Page 22 - A Knight of the White Cross
P. 22

CHAPTER II



               THE BATTLE OF TEWKESBURY



               Riding fast, Sir Thomas Tresham crossed the Thames at Reading before
               any news of the battle of Barnet had arrived there. On the third day after

               leaving St. Albans he reached Westbury, and there heard that the news had
               been received of the queen's landing at Plymouth on the very day on which

               her friends had been defeated at Barnet, and that she had already been
               joined by the Duke of Somerset, the Earl of Devon, and others, and that
               Exeter had been named as the point of rendezvous for her friends.
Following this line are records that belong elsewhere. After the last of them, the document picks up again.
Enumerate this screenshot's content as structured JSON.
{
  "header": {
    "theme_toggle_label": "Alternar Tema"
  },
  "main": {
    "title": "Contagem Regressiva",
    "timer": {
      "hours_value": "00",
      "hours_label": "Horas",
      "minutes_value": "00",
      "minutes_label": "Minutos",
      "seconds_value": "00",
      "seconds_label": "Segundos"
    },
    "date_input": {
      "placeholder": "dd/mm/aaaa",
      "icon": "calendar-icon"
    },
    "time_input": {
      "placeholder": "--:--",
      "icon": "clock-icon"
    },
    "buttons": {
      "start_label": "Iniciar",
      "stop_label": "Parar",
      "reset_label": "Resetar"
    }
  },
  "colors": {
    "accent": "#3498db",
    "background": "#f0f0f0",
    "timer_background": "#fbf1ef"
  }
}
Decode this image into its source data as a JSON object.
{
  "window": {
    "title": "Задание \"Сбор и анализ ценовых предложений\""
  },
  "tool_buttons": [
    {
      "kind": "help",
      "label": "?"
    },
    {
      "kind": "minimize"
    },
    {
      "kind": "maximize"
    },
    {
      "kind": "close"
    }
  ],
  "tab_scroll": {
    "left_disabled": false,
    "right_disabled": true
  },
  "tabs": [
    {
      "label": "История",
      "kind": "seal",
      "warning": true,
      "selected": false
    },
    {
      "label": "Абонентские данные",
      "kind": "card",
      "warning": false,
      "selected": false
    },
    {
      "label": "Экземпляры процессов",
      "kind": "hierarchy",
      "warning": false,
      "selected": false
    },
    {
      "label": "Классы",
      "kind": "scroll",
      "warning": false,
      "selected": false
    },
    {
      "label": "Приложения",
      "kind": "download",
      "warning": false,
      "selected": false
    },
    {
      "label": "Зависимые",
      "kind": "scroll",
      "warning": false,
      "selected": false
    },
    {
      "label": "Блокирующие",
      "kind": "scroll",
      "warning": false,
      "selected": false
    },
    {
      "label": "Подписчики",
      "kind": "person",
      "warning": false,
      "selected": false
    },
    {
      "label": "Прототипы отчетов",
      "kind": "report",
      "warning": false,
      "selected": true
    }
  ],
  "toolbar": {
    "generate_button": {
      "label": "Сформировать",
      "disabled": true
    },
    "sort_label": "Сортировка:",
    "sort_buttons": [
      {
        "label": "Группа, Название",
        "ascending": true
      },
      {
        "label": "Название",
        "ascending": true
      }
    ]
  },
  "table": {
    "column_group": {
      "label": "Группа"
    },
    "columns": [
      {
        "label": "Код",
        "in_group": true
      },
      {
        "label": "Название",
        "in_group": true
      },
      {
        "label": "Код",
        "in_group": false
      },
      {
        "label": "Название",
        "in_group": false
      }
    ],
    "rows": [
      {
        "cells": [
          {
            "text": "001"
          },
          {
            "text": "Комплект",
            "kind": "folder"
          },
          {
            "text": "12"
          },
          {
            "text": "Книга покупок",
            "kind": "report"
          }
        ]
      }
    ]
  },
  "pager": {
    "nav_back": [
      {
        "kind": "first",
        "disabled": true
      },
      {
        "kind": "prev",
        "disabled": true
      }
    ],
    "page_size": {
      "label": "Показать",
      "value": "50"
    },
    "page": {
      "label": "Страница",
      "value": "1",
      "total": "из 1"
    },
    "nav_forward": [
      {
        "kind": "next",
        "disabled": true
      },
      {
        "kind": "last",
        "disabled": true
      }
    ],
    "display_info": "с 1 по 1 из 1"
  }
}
As the

               Lancastrians were in the majority in Wiltshire and Somerset, there was no
               longer any fear of arrest by partisans of York, and after resting for a day Sir

               Thomas Tresham rode quietly on to Exeter, where the queen had already
               arrived.



               The battle of Barnet had not, in reality, greatly weakened the Lancastrian
               cause. The Earl of Warwick was so detested by the adherents of the Red

               Rose that comparatively few of them had joined him, and the fight was
               rather between the two sections of Yorkists than between York and
               Lancaster. The Earl's death had broken up his party, and York and

               Lancaster were now face to face with each other, without his disturbing
               influence on either side. Among those who had joined the queen was

               Tresham's great friend, the Grand Prior of St. John's. Sir Thomas took up
               his lodgings in the house where he had established himself. The queen was
               greatly pleased at the arrival of Dame Tresham, and at her earnest request

               the latter shared her apartments, while Gervaise remained with his father.



                "So this is the young Knight of St. John," the prior said, on the evening of
               the arrival of Sir Thomas.  "I would, Tresham, that I were at present at
               Rhodes, doing battle with the infidels, rather than engaged in this warfare

               against Englishmen and fellow Christians."



                "I can well understand that," Sir Thomas said.